Artinya: “Kalau kamu melihat seseorang yang diberi karamat sampai ia bisa terbang di udara, jangan kamu tertarik kepadanya. Kecuali dia melaksanakan suruhan agama dan menghentikan larangan agama serta menunaikan segala kewajiban syariatnya secara baik.
       Seseorang baru bisa dekat, dan menjadi wali Allah bila tetap rajin beramal dan beribadah, atau menjalankan syariat dengan sebaik-baiknya sebagaimana yang dikatakan oleh Ma’ruf al-Karakhi berikut ini:
إياك أن تترك العمل فإن ذلك الذى يقربك إلى رضا مولاك. فقلت : وماذلك العمل؟ فقال : دوام طاعةربك, وخدمة المسلمين والنصيحةلهم .
Artinya: “Jauhilah olehmu keinginan untuk meninggalkan amal ibadah, karena amal ibadah itulah yang akan mendekatkan kamu kepada Tuhanmu. Kemudian ada yang bertanya : Apakah amal ibadah itu? Jawab beliau : Beristiqomah untuk taat kepada Tuhan, berkhidmat dan memberi nasihat kepada kaum muslimin”.
       Melalui kitab Amal Ma’rifahnya tersebut dan juga karya-karyanya yang lain, Abdurrahman Siddiq berusaha meluruskan aliran tauhid dan tasawuf yang cenderung menyimpang. Abdurrahman Siddiq berusaha meluruskan semua ini dengan mengacu kepada ayat-ayat dan hadits yang beliau anggap relevan serta pendapat para ulama sufi yang diakui ketokohannya.

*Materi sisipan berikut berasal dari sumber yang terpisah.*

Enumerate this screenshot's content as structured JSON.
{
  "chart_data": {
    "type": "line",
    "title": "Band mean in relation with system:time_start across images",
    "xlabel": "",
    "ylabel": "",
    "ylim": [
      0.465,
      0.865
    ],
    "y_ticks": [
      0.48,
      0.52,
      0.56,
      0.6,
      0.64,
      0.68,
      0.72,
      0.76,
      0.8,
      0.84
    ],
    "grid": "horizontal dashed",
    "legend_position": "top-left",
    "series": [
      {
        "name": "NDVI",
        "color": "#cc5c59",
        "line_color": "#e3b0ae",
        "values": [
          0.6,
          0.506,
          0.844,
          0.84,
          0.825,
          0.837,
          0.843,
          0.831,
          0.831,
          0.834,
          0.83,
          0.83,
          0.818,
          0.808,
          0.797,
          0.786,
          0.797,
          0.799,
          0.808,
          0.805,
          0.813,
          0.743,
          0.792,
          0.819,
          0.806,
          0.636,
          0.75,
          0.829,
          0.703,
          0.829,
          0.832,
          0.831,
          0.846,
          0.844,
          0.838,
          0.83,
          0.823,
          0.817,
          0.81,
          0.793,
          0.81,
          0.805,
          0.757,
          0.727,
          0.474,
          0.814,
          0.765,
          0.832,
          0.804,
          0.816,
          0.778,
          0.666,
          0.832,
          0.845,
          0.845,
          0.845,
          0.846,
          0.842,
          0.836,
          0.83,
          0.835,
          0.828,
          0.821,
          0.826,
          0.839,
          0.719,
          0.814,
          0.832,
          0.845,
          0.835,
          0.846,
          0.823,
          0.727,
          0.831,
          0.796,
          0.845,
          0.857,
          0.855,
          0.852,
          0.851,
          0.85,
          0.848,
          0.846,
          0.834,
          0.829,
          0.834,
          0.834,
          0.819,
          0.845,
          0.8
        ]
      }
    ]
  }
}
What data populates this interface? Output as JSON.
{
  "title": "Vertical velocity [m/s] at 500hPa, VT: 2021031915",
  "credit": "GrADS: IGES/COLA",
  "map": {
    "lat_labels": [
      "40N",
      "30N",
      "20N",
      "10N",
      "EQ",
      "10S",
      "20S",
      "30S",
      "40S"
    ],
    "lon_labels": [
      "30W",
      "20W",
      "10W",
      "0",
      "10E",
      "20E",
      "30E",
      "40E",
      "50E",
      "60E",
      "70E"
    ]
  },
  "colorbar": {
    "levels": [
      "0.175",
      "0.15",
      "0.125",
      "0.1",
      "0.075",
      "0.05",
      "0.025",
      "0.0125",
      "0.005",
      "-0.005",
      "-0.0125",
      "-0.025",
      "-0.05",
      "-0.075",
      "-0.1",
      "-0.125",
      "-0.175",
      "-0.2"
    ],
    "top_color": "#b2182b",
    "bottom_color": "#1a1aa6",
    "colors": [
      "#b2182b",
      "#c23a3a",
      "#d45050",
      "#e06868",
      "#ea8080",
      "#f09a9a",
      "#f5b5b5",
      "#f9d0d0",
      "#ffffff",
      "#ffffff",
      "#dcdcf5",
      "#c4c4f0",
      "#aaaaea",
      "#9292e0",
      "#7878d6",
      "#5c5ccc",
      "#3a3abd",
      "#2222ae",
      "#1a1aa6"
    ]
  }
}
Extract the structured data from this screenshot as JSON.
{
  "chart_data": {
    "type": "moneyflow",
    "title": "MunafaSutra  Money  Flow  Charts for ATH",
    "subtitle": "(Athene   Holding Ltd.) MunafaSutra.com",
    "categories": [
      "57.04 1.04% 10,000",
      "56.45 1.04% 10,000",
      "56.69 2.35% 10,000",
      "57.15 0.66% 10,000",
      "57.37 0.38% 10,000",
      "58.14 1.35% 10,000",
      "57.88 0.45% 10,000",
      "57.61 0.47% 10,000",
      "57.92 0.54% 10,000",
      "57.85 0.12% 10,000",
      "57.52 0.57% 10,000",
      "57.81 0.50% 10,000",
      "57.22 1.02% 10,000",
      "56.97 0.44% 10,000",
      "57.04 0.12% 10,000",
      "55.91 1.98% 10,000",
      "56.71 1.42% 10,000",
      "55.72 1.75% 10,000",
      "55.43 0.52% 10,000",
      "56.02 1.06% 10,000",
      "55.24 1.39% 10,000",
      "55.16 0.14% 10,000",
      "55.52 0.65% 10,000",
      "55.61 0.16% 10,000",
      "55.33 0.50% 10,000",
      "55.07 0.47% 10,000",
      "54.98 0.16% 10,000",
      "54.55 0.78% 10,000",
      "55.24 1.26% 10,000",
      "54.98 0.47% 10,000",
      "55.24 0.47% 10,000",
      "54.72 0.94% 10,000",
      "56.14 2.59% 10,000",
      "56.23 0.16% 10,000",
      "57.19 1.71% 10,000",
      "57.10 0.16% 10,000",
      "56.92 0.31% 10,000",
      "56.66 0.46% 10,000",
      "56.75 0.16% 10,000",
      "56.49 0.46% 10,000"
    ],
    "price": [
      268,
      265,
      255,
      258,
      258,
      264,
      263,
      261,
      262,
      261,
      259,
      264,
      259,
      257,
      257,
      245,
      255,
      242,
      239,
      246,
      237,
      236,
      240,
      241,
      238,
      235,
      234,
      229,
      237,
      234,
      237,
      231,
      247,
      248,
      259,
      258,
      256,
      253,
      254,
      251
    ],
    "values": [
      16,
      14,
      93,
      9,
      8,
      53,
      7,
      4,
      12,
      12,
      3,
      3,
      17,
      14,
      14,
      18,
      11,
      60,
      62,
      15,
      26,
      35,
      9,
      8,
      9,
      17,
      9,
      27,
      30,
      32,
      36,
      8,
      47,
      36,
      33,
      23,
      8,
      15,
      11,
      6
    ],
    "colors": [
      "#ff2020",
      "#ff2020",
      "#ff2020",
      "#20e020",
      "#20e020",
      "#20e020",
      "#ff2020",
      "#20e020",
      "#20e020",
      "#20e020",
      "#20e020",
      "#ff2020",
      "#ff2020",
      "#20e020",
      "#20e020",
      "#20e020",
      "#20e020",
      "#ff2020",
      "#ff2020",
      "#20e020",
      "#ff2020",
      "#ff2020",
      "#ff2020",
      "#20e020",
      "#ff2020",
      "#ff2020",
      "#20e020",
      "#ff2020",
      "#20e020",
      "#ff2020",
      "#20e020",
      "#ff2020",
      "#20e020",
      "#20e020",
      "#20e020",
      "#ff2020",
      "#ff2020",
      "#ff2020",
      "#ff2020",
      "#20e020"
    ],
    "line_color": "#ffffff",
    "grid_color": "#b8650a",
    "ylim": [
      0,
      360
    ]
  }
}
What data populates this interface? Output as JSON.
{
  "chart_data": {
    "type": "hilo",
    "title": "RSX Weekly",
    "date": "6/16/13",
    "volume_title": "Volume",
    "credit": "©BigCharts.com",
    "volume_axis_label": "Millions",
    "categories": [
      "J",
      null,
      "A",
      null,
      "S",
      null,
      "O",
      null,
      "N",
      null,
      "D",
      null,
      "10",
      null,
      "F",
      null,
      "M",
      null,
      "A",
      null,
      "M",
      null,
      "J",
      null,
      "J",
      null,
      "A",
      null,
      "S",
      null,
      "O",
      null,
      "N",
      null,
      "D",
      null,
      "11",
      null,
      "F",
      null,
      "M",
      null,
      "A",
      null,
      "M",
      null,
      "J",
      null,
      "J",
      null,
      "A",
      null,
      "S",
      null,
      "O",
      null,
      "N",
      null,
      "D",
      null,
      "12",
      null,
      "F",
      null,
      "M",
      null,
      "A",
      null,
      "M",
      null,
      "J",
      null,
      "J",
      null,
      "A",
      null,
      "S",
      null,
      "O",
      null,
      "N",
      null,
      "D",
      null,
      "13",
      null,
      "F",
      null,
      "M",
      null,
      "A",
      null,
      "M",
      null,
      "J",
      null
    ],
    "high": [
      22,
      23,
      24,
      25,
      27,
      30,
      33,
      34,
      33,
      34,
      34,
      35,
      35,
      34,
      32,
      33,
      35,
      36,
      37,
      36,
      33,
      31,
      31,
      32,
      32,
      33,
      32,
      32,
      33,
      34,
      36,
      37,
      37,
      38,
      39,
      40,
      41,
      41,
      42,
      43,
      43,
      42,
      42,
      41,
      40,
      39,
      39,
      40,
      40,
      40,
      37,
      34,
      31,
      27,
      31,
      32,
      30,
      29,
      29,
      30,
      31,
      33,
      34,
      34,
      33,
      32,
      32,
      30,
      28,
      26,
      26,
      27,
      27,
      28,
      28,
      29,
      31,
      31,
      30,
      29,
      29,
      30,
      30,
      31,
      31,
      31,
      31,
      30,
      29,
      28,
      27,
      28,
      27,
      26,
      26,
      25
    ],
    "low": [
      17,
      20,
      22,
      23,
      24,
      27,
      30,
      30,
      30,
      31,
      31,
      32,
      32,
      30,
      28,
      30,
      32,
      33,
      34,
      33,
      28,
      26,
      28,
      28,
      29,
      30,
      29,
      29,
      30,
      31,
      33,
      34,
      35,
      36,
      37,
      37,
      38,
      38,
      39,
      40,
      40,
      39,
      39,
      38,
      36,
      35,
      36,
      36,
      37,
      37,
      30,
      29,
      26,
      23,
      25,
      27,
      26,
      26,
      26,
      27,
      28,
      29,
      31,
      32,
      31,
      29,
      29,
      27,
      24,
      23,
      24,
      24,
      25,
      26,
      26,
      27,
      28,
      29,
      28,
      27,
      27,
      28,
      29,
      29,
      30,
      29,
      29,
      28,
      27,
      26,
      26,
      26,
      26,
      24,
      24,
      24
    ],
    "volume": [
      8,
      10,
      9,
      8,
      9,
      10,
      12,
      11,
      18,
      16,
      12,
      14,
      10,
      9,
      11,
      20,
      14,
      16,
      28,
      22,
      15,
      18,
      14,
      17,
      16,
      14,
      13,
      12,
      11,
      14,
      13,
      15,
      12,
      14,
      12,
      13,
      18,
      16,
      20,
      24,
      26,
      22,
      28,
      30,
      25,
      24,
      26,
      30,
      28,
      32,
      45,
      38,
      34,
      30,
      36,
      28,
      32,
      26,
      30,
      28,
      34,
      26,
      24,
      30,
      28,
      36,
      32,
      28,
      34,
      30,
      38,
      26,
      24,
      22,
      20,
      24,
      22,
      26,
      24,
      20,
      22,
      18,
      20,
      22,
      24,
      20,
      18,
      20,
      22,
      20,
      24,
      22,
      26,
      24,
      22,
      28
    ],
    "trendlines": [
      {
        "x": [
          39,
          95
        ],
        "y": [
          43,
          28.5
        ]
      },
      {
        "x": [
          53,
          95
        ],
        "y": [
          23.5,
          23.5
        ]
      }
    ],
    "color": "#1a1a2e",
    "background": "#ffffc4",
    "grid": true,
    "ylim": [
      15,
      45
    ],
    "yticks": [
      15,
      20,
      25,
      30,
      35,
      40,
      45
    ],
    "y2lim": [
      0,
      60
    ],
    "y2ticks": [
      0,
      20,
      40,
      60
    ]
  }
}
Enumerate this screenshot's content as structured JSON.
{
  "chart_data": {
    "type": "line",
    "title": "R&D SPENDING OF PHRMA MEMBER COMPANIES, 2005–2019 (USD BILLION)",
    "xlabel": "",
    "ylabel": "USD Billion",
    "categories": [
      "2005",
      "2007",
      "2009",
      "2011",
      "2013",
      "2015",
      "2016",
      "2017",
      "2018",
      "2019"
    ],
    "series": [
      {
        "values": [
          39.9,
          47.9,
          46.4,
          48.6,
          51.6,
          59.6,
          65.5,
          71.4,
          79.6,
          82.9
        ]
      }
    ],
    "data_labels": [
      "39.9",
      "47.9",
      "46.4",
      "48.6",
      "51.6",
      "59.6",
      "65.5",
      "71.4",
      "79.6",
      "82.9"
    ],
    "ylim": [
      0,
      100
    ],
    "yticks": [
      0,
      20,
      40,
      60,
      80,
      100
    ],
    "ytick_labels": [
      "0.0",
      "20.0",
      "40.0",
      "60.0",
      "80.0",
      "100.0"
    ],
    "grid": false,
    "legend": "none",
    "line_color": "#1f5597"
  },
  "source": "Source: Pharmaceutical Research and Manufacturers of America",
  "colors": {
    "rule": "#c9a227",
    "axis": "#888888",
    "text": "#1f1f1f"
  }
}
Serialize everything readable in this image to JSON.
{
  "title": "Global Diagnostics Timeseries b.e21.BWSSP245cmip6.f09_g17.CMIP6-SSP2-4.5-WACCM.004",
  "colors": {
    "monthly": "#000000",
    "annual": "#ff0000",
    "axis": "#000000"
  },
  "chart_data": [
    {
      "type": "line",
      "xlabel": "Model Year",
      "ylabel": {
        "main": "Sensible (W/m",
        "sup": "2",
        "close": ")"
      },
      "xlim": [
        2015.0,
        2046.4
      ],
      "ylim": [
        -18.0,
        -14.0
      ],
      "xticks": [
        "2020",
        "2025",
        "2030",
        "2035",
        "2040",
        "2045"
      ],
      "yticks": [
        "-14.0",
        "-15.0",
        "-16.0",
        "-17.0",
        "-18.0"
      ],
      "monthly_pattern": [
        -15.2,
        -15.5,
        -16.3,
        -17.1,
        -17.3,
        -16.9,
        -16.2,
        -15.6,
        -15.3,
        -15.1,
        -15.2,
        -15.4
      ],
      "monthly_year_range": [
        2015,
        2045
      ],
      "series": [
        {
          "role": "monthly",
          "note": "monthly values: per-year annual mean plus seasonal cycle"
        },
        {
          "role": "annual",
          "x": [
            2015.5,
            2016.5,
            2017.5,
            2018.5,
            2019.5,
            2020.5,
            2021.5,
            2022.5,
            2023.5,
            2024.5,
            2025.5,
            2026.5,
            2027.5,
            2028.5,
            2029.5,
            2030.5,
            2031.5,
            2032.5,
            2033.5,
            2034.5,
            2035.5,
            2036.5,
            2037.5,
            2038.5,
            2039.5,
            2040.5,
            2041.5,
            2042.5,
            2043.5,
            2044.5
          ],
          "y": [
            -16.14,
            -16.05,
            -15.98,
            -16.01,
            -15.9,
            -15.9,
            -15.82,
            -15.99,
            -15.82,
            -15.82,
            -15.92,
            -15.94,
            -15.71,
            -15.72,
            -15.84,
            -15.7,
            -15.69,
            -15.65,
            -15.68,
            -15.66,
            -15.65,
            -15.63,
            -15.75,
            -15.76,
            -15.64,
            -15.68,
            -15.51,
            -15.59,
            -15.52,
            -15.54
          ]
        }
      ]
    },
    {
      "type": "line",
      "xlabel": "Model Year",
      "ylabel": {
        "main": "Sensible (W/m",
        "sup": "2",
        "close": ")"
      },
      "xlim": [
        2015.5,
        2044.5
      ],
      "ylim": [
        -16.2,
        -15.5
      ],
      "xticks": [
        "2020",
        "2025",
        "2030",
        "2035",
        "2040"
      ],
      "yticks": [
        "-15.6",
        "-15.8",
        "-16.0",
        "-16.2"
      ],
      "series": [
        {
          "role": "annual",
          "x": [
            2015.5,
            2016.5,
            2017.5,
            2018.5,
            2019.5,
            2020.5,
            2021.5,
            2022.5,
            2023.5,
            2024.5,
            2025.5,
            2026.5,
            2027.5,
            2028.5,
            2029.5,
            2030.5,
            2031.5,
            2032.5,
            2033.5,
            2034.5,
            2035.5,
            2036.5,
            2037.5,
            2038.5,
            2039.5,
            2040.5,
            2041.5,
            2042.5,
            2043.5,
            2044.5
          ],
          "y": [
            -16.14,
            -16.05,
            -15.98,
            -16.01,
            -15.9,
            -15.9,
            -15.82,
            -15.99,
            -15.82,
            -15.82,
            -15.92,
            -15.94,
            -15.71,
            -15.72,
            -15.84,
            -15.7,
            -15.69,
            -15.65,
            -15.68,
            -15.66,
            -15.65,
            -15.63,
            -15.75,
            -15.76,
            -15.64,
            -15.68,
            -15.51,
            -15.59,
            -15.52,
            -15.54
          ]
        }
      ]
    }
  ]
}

       Dalam rangka bertauhid mengesakan Allah, Abdurrahman Siddiq berusaha melihat tauhid dari sisi yang lebih mendalam, tidak sekadar tauhid Uluhiyyah dan Rububiyah yang dikenal oleh kalangan awam dan menengah. Beliau mengajarkan tauhid sufistik dalam empat macam, yaitu tauhid al-Af’al, tauhid al-Asma, tauhid al-Sifat, dan tauhid al-Zat. Abdurrahman Siddiq mengajarkan tauhid sufistik dalam empat macam, yaitu tauhid al-Af’al, tauhid al-Asma, tauhid al-Sifat, dan tauhid al-Zat.
a.       Tauhid al-Af’al
Tauhid atau Wahdaniyat af’al, beliau merumuskan perbuatan manusia dalam hubungannya dengan perbuatan Tuhan. Bahwa semua perbuatan manusia baik yang positif berupa iman dan taat maupun perbuatan yang negatif berupa kafir dan maksiat, baik perbuatan itu bersifat mubasyarah, maupun tawallud, kesemuanya dalam pandangan mata hati adalah perbuatan Allah semata. Bila hal ini sudah diyakini secara haqqul yakin, barulah seseorang hamba mendapat ma’rifat dalam wahdaniyat af’al dengan Allah. Dasar yang digunakan oleh Abdurrahman Siddiq dalam mengajarkan wahdaniyat af’al ini antara lain adalah surah ash-Shafaat ayat 96:
وَاللهُ خَلَقَكُمْ وَمَاتَعْمَلُوْنَ. (الصافات :96)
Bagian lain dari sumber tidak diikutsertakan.